How Much Gold Is in a Computer and Can You Extract It?

A typical desktop computer contains roughly 0.2 to 0.3 grams of gold spread across its various components. At today’s gold prices (around $5,170 per ounce, or about $166 per gram), that puts the gold value of a single desktop somewhere between $12 and $20. A laptop contains about half that, around 0.1 grams worth roughly $6.

Where the Gold Is Inside Your Computer

Gold doesn’t sit in one place inside a computer. It’s spread thinly across dozens of contact points, connectors, and chip surfaces where reliable electrical conductivity matters most. The CPU, RAM sticks, motherboard edge connectors, and pins on various chips all carry microscopic layers of gold plating. Copper and steel are the two most common metals underneath that plating.

Older CPUs tend to contain significantly more gold than newer ones. Some older processors had upwards of 0.5 grams, while modern CPUs contain far less, sometimes as little as 0.01 to 0.1 grams. A current-generation Intel processor, for example, has gold plating on its contact pads roughly 5 micrometers thick, totaling about 0.05 grams. The trend is clear: manufacturers keep finding ways to use less gold with each generation.

Why Manufacturers Still Use Gold

Gold doesn’t corrode. That single property makes it invaluable for the tiny electrical contacts inside electronics, where even a thin layer of oxidation could disrupt a signal. It’s also an excellent conductor and extremely malleable, meaning it can be applied in layers thinner than a human hair. No other metal matches that combination of traits for the price, though manufacturers are actively researching alternatives as gold prices climb.

The World Gold Council reports that rising gold prices are pressuring component manufacturers to accelerate “thrifting” measures, essentially engineering ways to use less gold per device. Newer display technologies like mini- and micro-LEDs already require less gold or none at all. So computers built five years from now will likely contain even less than today’s machines.

Computers vs. Smartphones vs. Gold Ore

A smartphone contains even less gold than a laptop. It takes about 35 to 41 recycled phones to yield a single gram of gold.
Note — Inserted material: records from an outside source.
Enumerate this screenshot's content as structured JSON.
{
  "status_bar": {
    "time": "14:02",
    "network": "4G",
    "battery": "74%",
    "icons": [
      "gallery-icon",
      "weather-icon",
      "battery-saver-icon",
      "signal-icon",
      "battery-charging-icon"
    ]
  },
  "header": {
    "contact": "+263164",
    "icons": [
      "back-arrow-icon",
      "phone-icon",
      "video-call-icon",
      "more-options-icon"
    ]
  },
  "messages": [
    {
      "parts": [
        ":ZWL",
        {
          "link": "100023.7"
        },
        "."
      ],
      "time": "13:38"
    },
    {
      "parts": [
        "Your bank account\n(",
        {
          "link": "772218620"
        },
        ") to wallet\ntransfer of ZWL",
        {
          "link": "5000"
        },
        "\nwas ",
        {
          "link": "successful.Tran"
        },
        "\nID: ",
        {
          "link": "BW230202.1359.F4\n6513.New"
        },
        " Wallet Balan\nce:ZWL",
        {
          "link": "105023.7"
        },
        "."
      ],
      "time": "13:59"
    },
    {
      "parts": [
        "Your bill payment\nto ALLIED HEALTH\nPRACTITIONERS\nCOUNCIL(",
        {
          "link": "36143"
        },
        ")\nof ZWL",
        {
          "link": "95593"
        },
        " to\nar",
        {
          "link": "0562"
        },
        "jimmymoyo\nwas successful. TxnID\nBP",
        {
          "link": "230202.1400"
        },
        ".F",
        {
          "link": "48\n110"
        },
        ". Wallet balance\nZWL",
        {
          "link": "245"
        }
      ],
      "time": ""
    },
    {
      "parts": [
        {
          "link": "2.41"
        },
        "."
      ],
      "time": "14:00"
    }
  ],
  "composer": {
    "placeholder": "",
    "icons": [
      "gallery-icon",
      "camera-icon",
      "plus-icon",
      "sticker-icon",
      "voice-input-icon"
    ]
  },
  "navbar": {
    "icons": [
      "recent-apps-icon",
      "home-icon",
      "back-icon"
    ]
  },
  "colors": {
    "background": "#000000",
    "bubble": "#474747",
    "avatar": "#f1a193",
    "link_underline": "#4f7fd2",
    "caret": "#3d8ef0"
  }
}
That’s still remarkably efficient compared to traditional mining: extracting one gram of gold from the earth typically requires processing a full ton of ore.

Circuit boards are, pound for pound, a far richer gold source than rock pulled from a mine. One metric ton of printed circuit boards contains roughly 90 grams of gold, a concentration about 10 times higher than natural gold ore. Circuit boards also yield around 200 kilograms of copper and 400 grams of silver per ton, which is why the recycling industry sometimes calls e-waste “urban mining.”

Can You Profitably Extract Gold From Old Computers?

Technically, yes. Practically, not at a small scale. The industrial process involves dissolving base metals with nitric acid at around 70°C, then treating the remaining solids with aqua regia (a mixture of nitric and hydrochloric acid) to dissolve the gold itself. The gold is then precipitated out of that solution chemically. It’s a multi-step process that requires hazardous chemicals, proper ventilation, and waste disposal.

The math works against hobbyists. If a single computer yields $12 to $20 worth of gold, and the chemicals, equipment, and time to process it cost nearly as much, the margins vanish. Professional e-waste recyclers make it work by processing thousands of circuit boards at once, extracting copper and silver alongside gold, and selling all of it. For an individual with a few old desktops in the garage, the gold inside is worth knowing about but rarely worth chasing.

What Affects the Gold Content

Not all computers are created equal when it comes to gold. Several factors shift the number up or down:

  • Age: Computers from the 1990s and early 2000s generally contain more gold than modern machines, because manufacturers have progressively reduced plating thickness.
  • Component count: A desktop with multiple RAM sticks, expansion cards, and a high-end CPU will sit at the upper end of the 0.2 to 0.5 gram range. A basic office PC with minimal components will fall lower.
  • Server vs. consumer hardware: Enterprise servers and networking equipment often contain more gold due to the number of connectors and the premium placed on reliability.
  • Manufacturer choices: Some brands use thicker gold plating on connectors than others, and AI-related hardware with higher-spec components currently uses more gold per unit than standard consumer electronics.

The gold inside a computer isn’t a hidden treasure, but it isn’t trivial either. Multiply 0.2 grams by the estimated 50 million tons of e-waste generated globally each year, and the numbers start to look like a genuine resource. The challenge is building recycling systems efficient enough to capture it.